TOKYO (APP) – The dollar faced selling pressure against major currencies but strengthened against most of its Asia-Pacific peers Monday as concerns over emerging economies remained strong despite an expected delay in Washington’s rate hike.

The US unit edged down to 119.93 yen in Tokyo morning trade from 119.92 in New York late Friday and 120.05 in Tokyo earlier that day.

The euro traded at $1.1243 and 134.81 yen in Tokyo from $1.1219 and 134.53 yen in US trade.

“Dollar-selling sentiment is growing against major currencies after the job reports,” Minori Uchida, head of Tokyo global markets research at Bank of Tokyo-Mitsubishi UFJ, told AFP.

The US Labor Department’s September report showed stalling job growth in the past two months, stagnating wages, and the participation rate falling to a 38-year low, dampening the likelihood of a rate hike by the Federal Reserve in October.

“The Fed is extremely unlikely to begin policy normalisation as soon as this month and December is looking tenuous too,” Philip Borkin, a senior economist in Auckland at ANZ Bank, said in a client note, according to Bloomberg News.

Calls on the Fed to raise interest rates were putting renewed pressure on emerging economies as investors withdraw their cash to seek better returns in the US.

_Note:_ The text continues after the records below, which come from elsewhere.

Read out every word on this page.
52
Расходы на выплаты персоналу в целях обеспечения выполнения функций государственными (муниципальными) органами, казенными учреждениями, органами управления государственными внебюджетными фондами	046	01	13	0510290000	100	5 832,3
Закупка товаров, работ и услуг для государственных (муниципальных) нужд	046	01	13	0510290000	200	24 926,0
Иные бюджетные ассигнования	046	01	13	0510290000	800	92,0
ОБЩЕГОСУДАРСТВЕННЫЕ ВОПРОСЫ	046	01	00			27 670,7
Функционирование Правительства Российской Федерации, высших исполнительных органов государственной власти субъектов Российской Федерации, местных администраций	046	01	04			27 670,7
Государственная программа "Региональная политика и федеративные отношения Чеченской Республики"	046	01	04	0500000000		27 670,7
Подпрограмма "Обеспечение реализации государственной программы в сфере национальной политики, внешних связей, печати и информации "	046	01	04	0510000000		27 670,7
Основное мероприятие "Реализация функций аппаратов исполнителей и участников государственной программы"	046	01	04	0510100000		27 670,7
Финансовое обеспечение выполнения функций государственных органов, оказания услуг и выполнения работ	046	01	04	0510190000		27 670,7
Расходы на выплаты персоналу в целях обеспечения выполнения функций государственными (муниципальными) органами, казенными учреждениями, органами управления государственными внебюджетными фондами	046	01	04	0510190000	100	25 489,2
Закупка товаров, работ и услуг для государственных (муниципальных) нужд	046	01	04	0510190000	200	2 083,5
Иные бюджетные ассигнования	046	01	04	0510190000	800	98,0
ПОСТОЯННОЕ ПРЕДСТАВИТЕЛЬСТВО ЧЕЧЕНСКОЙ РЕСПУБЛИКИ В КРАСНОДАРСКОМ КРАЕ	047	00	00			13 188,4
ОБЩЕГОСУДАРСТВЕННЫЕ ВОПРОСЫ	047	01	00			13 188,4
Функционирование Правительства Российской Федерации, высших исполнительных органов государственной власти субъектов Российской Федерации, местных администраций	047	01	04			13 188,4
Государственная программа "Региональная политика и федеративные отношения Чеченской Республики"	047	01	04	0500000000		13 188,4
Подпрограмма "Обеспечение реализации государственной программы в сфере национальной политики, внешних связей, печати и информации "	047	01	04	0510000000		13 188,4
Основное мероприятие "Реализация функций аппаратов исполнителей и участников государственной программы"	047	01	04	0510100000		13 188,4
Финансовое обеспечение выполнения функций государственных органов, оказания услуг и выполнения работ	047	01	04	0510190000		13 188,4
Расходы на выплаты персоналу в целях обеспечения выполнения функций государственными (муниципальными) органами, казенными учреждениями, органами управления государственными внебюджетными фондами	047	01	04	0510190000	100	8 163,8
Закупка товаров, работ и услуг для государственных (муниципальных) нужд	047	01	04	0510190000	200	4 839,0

But Tokyo-Mitsubishi’s Uchida said: “The dollar should not be so weak against Asian currencies as players still can’t see many encouraging factors to support the regional currencies right now.”

The Singapore dollar fell by 0.05 percent from Friday against the US unit, the South Korean won slipped 0.59 percent and the Taiwan dollar lost 0.61 percent.

The Indian rupee declined 0.12 percent and the Indonesian rupiah edged down 0.03 percent but the Thai baht rose 0.14 percent.